Incidente Jesolo, responsabile ai domiciliari in attesa del processo

Incidente Jesolo reponsabile ai domiciliari

Mentre continuano le indagini sull’incidente di Jesolo, il responsabile resta agli arresti domiciliari. Lo ha stabilito il gip Massimo Vicinanza, nel corso dell’udienza di convalida dell’arresto di Marius Alin Marinica, il romeno 26enne alla guida dell’auto che ha speronato quella delle quattro vittime. Davanti al giudice per le indagini preliminari, il ragazzo ha confermato la versione dei fatti già rilasciato agli agenti della polizia locale che lo hanno messo in manette. Ha assicurato di non aver bevuto la sera del terribile scontro e ha negato l’accusa di viaggiare a velocità eccessiva.

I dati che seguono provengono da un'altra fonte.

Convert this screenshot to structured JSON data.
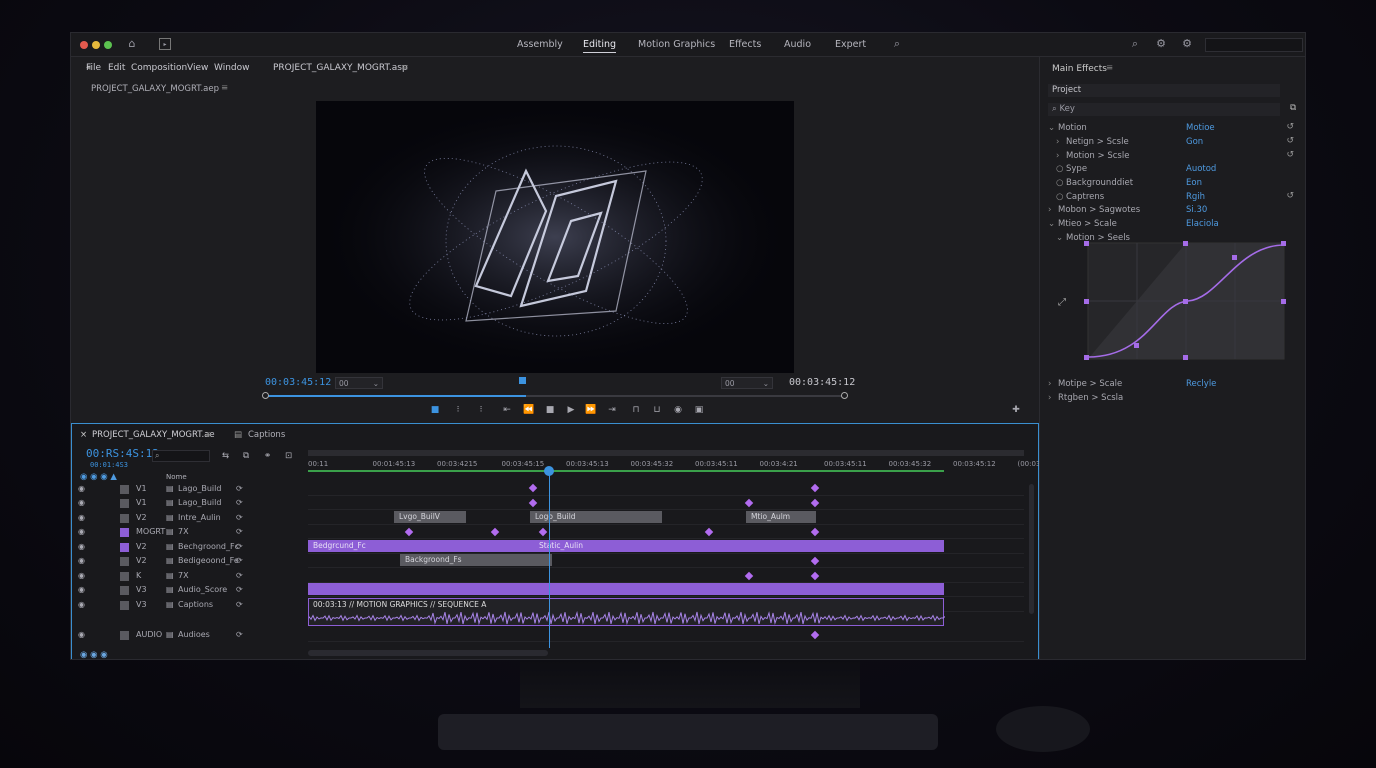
{
  "app": {
    "workspaces": [
      "Assembly",
      "Editing",
      "Motion Graphics",
      "Effects",
      "Audio",
      "Expert"
    ],
    "active_workspace": "Editing",
    "menu": [
      "File",
      "Edit",
      "Composition",
      "View",
      "Window"
    ],
    "project_tab": "PROJECT_GALAXY_MOGRT.asp",
    "project_sub_tab": "PROJECT_GALAXY_MOGRT.aep",
    "colors": {
      "accent": "#8d5ed6",
      "timecode": "#3c93e0",
      "selection_border": "#3a8fd0"
    }
  },
  "program": {
    "timecode_left": "00:03:45:12",
    "timecode_right": "00:03:45:12",
    "zoom_left": "00",
    "zoom_right": "00",
    "scrub_progress": 0.45
  },
  "timeline": {
    "tab": "PROJECT_GALAXY_MOGRT.ae",
    "captions_tab": "Captions",
    "timecode": "00:RS:4S:12",
    "sub_timecode": "00:01:4S3",
    "name_header": "Nome",
    "ruler": [
      "00:11",
      "00:01:45:13",
      "00:03:4215",
      "00:03:45:15",
      "00:03:45:13",
      "00:03:45:32",
      "00:03:45:11",
      "00:03:4:21",
      "00:03:45:11",
      "00:03:45:32",
      "00:03:45:12",
      "(00:03:45:23"
    ],
    "tracks": [
      {
        "id": "V1",
        "name": "Lago_Build"
      },
      {
        "id": "V1",
        "name": "Lago_Build"
      },
      {
        "id": "V2",
        "name": "Intre_Aulin"
      },
      {
        "id": "MOGRT",
        "name": "7X"
      },
      {
        "id": "V2",
        "name": "Bechgroond_Fc"
      },
      {
        "id": "V2",
        "name": "Bedigeoond_Fe"
      },
      {
        "id": "K",
        "name": "7X"
      },
      {
        "id": "V3",
        "name": "Audio_Score"
      },
      {
        "id": "V3",
        "name": "Captions"
      },
      {
        "id": "AUDIO",
        "name": "Audioes"
      }
    ],
    "clips": {
      "logo_build": "Lvgo_BuilV",
      "logo_build2": "Logo_Build",
      "motio": "Mtio_Aulm",
      "bg": "Bedgrcund_Fc",
      "static": "Static_Aulin",
      "bg2": "Backgroond_Fs",
      "captions_text": "00:03:13 // MOTION GRAPHICS // SEQUENCE A"
    }
  },
  "effects": {
    "title": "Main Effects",
    "project_field": "Project",
    "search_placeholder": "Key",
    "rows": [
      {
        "label": "Motion",
        "value": "Motioe"
      },
      {
        "label": "Netign > Scsle",
        "value": "Gon"
      },
      {
        "label": "Motion > Scsle",
        "value": ""
      },
      {
        "label": "Sype",
        "value": "Auotod"
      },
      {
        "label": "Backgrounddiet",
        "value": "Eon"
      },
      {
        "label": "Captrens",
        "value": "Rgih"
      },
      {
        "label": "Mobon > Sagwotes",
        "value": "Si.30"
      },
      {
        "label": "Mtieo > Scale",
        "value": "Elaciola"
      },
      {
        "label": "Motion > Seels",
        "value": ""
      }
    ],
    "bottom_rows": [
      {
        "label": "Motipe > Scale",
        "value": "Reclyle"
      },
      {
        "label": "Rtgben > Scsla",
        "value": ""
      }
    ]
  }
}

Incidente Jesolo, responsabile ai domiciliari

Il responsabile dell’incidente di Jesolo resta ai domiciliari come misura cautelare, in attesa di un eventuale processo per omicidio stradale. Gli inquirenti sono al lavoro per ricostruire l’esatta dinamica dell’accaduto. In particolare, il pm Giovanni Gasparini ha richiesto una consulenza sui due veicoli coinvolti. Verrà eseguita una perizia anche sul cellulare di Marinica, per sapere con certezza se al momento dell’impatto il 26enne stava effettuando una chiamata o stava inviando dei messaggi. Davanti ai pm, ha respinto l’accusa di alcuni testimoni e ha dichiarato: “Non andavo a velocità folle. Sarò stato di poco al di sopra dei limiti, al massimo 80 all’ora e poi stavo rientrando da un sorpasso: per questo avevo accelerato”.

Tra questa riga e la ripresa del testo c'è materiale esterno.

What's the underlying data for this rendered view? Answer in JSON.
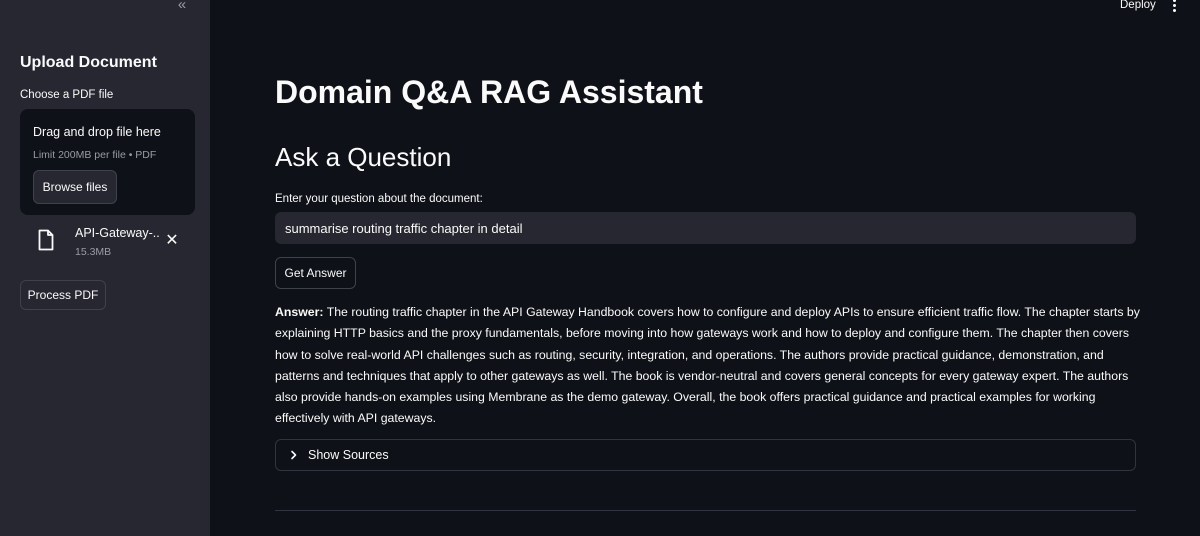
{
  "sidebar": {
    "collapse_glyph": "«",
    "title": "Upload Document",
    "uploader_label": "Choose a PDF file",
    "dropzone": {
      "main_text": "Drag and drop file here",
      "limit_text": "Limit 200MB per file • PDF",
      "browse_label": "Browse files"
    },
    "file": {
      "icon": "file-icon",
      "name": "API-Gateway-...",
      "size": "15.3MB",
      "remove_glyph": "✕"
    },
    "process_label": "Process PDF"
  },
  "header": {
    "deploy_label": "Deploy",
    "menu_icon": "vertical-dots-icon"
  },
  "main": {
    "title": "Domain Q&A RAG Assistant",
    "section_title": "Ask a Question",
    "question_label": "Enter your question about the document:",
    "question_value": "summarise routing traffic chapter in detail",
    "get_answer_label": "Get Answer",
    "answer_prefix": "Answer:",
    "answer_text": " The routing traffic chapter in the API Gateway Handbook covers how to configure and deploy APIs to ensure efficient traffic flow. The chapter starts by explaining HTTP basics and the proxy fundamentals, before moving into how gateways work and how to deploy and configure them. The chapter then covers how to solve real-world API challenges such as routing, security, integration, and operations. The authors provide practical guidance, demonstration, and patterns and techniques that apply to other gateways as well. The book is vendor-neutral and covers general concepts for every gateway expert. The authors also provide hands-on examples using Membrane as the demo gateway. Overall, the book offers practical guidance and practical examples for working effectively with API gateways.",
    "sources_label": "Show Sources"
  },
  "colors": {
    "background": "#0e1117",
    "sidebar": "#262730",
    "text": "#fafafa",
    "muted": "#9a9ba3",
    "border": "#3f414b"
  }
}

Le parole della sopravvissuta

Nello scontro hanno perso la vita quattro giovani. Si tratta di Eleonora Frasson, Leonardo Girardi, Giovanni Mattiuzzo e Riccardo Laugeni. L’unica sopravvissuta è la 22enne Giorgia Diral. “Non riuscivo più a respirare. Mi sentivo l’acqua sulla bocca che entrava e mi soffocava, mi mancava il respiro. Mi sono trovata fuori dall’auto senza capire come e poi in piedi sulla strada, ancora viva”, ha raccontato dall’ospedale. La ragazza ha raccontato che l’auto del 26enne “arrivava a tutta velocità, zigzagando sulla carreggiata, ci siamo spaventati. Un istante dopo c’è stato un botto tremendo, sul lato sinistro, e siamo volati nel fosso”.